1981 gründete Robin Cornelius in Mont-sur-Lausanne die Textilfirma Switcher. Ihre ökologischen Kleider werden vor allem in Indien und Portugal hergestellt und sind mit einem Code versehen, der alles über ihre Herkunft und Produktion verrät. Er ist ein Unternehmer wie er in keinem Lehrbuch steht.

Eine ganze Liste von Topmanager-Suiziden in den letzten Jahren: Gibt es hierzu Erklärungen?

Die obersten Führungskräfte eines Unternehmens stehen heute viel stärker im Fokus der Öffentlichkeit als früher. Deshalb werden auch Suizide zu einem Medienereignis. Früher erfuhr kaum jemand davon, wenn sich ein Chef das Leben nahm. Klar ist allerdings auch, dass der Druck, der auf den Führungskräften lastet, laufend zunimmt. Viele Manager haben kaum noch ein Privatleben, sie brauchen ihre ganze Energie, um die hohen Zielvorgaben zu erreichen. Sie dürfen sich dabei keine Schwächen erlauben, müssen intern und extern Erfolg und Entschlossenheit verkörpern. Unter dieser einseitigen Daueranspannung leidet das seelische Gleichgewicht.
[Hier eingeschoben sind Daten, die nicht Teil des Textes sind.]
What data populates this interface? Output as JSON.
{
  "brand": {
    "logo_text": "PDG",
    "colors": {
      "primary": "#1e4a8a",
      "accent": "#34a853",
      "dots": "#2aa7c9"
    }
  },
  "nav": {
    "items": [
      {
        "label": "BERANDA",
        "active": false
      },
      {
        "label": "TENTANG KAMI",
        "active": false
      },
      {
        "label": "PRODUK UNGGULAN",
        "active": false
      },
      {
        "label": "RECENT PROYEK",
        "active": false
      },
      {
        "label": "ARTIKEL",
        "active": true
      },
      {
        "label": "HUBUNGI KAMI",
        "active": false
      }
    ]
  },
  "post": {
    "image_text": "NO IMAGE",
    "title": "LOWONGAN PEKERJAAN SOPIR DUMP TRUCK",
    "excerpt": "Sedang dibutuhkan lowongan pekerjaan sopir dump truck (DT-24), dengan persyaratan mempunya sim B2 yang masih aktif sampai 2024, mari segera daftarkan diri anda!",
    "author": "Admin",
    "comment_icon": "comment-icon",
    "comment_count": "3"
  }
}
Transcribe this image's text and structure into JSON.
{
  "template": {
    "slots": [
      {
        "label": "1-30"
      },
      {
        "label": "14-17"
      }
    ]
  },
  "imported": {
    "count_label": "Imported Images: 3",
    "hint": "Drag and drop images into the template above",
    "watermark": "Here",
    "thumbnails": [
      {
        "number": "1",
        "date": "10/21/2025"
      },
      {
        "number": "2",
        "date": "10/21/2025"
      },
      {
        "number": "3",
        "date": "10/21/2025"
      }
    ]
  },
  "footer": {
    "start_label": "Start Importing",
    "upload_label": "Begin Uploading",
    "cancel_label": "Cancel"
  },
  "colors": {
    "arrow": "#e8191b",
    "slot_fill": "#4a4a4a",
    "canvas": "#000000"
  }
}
Sie haben mit Switcher ein international tätiges Grossunternehmen gegründet und geführt: Kamen Sie als Topmanager auch an Ihre Grenzen und wenn ja, an welche?
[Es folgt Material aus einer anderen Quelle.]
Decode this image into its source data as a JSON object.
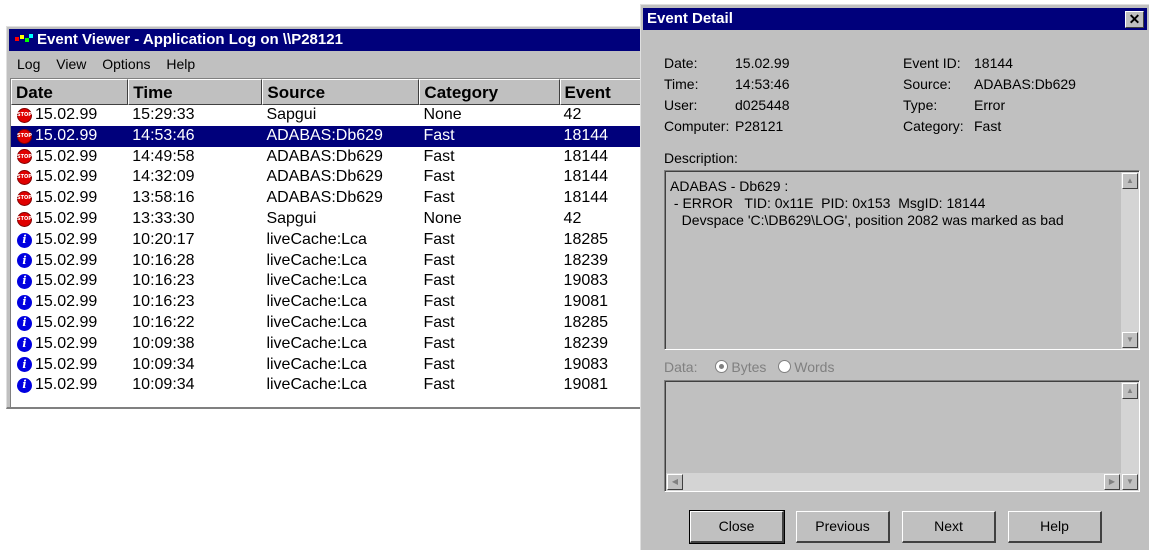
{
  "viewer": {
    "title": "Event Viewer - Application Log on \\\\P28121",
    "menu": [
      "Log",
      "View",
      "Options",
      "Help"
    ],
    "columns": [
      "Date",
      "Time",
      "Source",
      "Category",
      "Event"
    ],
    "rows": [
      {
        "type": "stop-icon",
        "date": "15.02.99",
        "time": "15:29:33",
        "source": "Sapgui",
        "category": "None",
        "event": "42"
      },
      {
        "type": "stop-icon",
        "date": "15.02.99",
        "time": "14:53:46",
        "source": "ADABAS:Db629",
        "category": "Fast",
        "event": "18144",
        "selected": true
      },
      {
        "type": "stop-icon",
        "date": "15.02.99",
        "time": "14:49:58",
        "source": "ADABAS:Db629",
        "category": "Fast",
        "event": "18144"
      },
      {
        "type": "stop-icon",
        "date": "15.02.99",
        "time": "14:32:09",
        "source": "ADABAS:Db629",
        "category": "Fast",
        "event": "18144"
      },
      {
        "type": "stop-icon",
        "date": "15.02.99",
        "time": "13:58:16",
        "source": "ADABAS:Db629",
        "category": "Fast",
        "event": "18144"
      },
      {
        "type": "stop-icon",
        "date": "15.02.99",
        "time": "13:33:30",
        "source": "Sapgui",
        "category": "None",
        "event": "42"
      },
      {
        "type": "info-icon",
        "date": "15.02.99",
        "time": "10:20:17",
        "source": "liveCache:Lca",
        "category": "Fast",
        "event": "18285"
      },
      {
        "type": "info-icon",
        "date": "15.02.99",
        "time": "10:16:28",
        "source": "liveCache:Lca",
        "category": "Fast",
        "event": "18239"
      },
      {
        "type": "info-icon",
        "date": "15.02.99",
        "time": "10:16:23",
        "source": "liveCache:Lca",
        "category": "Fast",
        "event": "19083"
      },
      {
        "type": "info-icon",
        "date": "15.02.99",
        "time": "10:16:23",
        "source": "liveCache:Lca",
        "category": "Fast",
        "event": "19081"
      },
      {
        "type": "info-icon",
        "date": "15.02.99",
        "time": "10:16:22",
        "source": "liveCache:Lca",
        "category": "Fast",
        "event": "18285"
      },
      {
        "type": "info-icon",
        "date": "15.02.99",
        "time": "10:09:38",
        "source": "liveCache:Lca",
        "category": "Fast",
        "event": "18239"
      },
      {
        "type": "info-icon",
        "date": "15.02.99",
        "time": "10:09:34",
        "source": "liveCache:Lca",
        "category": "Fast",
        "event": "19083"
      },
      {
        "type": "info-icon",
        "date": "15.02.99",
        "time": "10:09:34",
        "source": "liveCache:Lca",
        "category": "Fast",
        "event": "19081"
      }
    ]
  },
  "detail": {
    "title": "Event Detail",
    "close_glyph": "✕",
    "labels": {
      "date": "Date:",
      "time": "Time:",
      "user": "User:",
      "computer": "Computer:",
      "event_id": "Event ID:",
      "source": "Source:",
      "type": "Type:",
      "category": "Category:",
      "description": "Description:",
      "data": "Data:",
      "bytes": "Bytes",
      "words": "Words"
    },
    "values": {
      "date": "15.02.99",
      "time": "14:53:46",
      "user": "d025448",
      "computer": "P28121",
      "event_id": "18144",
      "source": "ADABAS:Db629",
      "type": "Error",
      "category": "Fast"
    },
    "description": "ADABAS - Db629 :\n - ERROR   TID: 0x11E  PID: 0x153  MsgID: 18144\n   Devspace 'C:\\DB629\\LOG', position 2082 was marked as bad",
    "buttons": {
      "close": "Close",
      "previous": "Previous",
      "next": "Next",
      "help": "Help"
    }
  },
  "colors": {
    "titlebar": "#00007b",
    "face": "#c0c0c0",
    "selection": "#00007b",
    "stop": "#e00000",
    "info": "#0000e0"
  }
}
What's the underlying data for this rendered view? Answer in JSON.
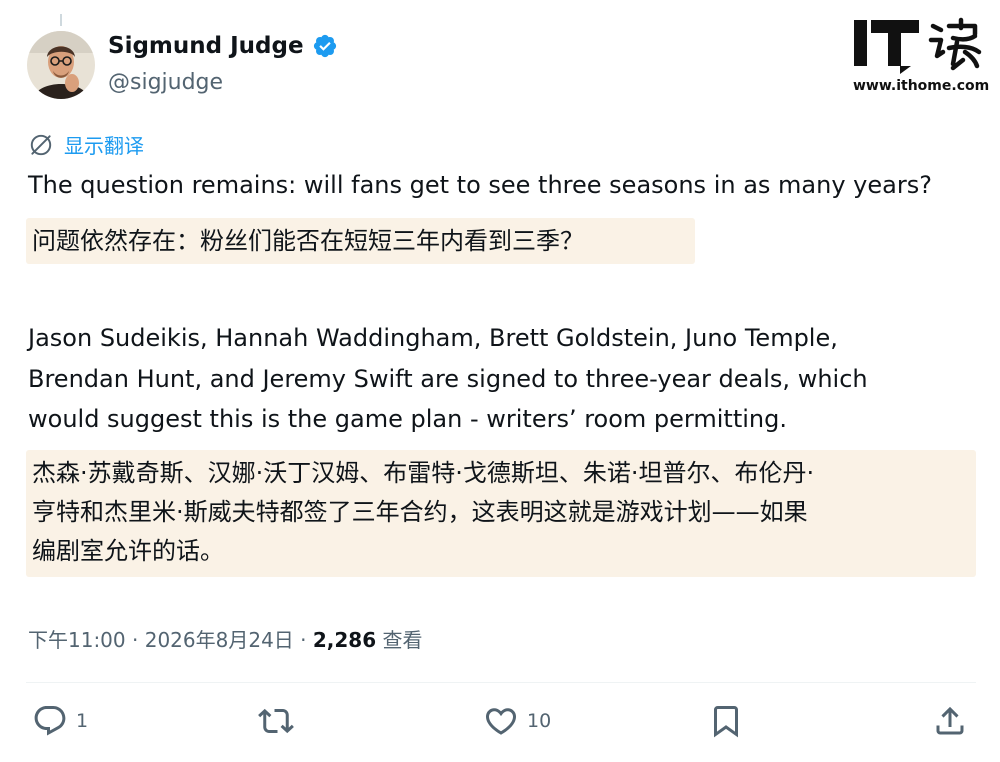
{
  "author": {
    "display_name": "Sigmund Judge",
    "handle": "@sigjudge"
  },
  "watermark": {
    "url": "www.ithome.com"
  },
  "translate_label": "显示翻译",
  "post": {
    "paragraph1_lines": [
      "The question remains: will fans get to see three seasons in as many years?"
    ],
    "paragraph1_translation_lines": [
      "问题依然存在：粉丝们能否在短短三年内看到三季？"
    ],
    "paragraph2_lines": [
      "Jason Sudeikis, Hannah Waddingham, Brett Goldstein, Juno Temple,",
      "Brendan Hunt, and Jeremy Swift are signed to three-year deals, which",
      "would suggest this is the game plan - writers’ room permitting."
    ],
    "paragraph2_translation_lines": [
      "杰森·苏戴奇斯、汉娜·沃丁汉姆、布雷特·戈德斯坦、朱诺·坦普尔、布伦丹·",
      "亨特和杰里米·斯威夫特都签了三年合约，这表明这就是游戏计划——如果",
      "编剧室允许的话。"
    ]
  },
  "meta": {
    "time": "下午11:00",
    "separator": " · ",
    "date": "2026年8月24日",
    "views_count": "2,286",
    "views_label": "查看"
  },
  "actions": {
    "reply_icon": "reply-icon",
    "reply_count": "1",
    "repost_icon": "repost-icon",
    "like_icon": "heart-icon",
    "like_count": "10",
    "bookmark_icon": "bookmark-icon",
    "share_icon": "share-icon"
  },
  "colors": {
    "accent": "#1d9bf0",
    "translation_bg": "#faf2e6",
    "secondary_text": "#536471",
    "primary_text": "#0f1419"
  }
}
Switcher war international tätig, aber nie ein Grossunternehmen. Mir war es immer wichtig, dass die Firma einen familiären Charakter behält, dass alle Mitarbeiter direkt mit mir reden, dass wir uns gegenseitig kennen und austauschen. Ich fühlte mich nie wie ein Manager unter Druck, sondern ich spürte die Freiheit, aber auch die Verantwortung des Unternehmers, der sein Unternehmen weiterentwickeln will. An meine Grenzen kam ich am ehesten dann, wenn ich zu schnell zu vieles verändern wollte und damit die Mitarbeiter überforderte. Und bei der Regelung meiner Nachfolge.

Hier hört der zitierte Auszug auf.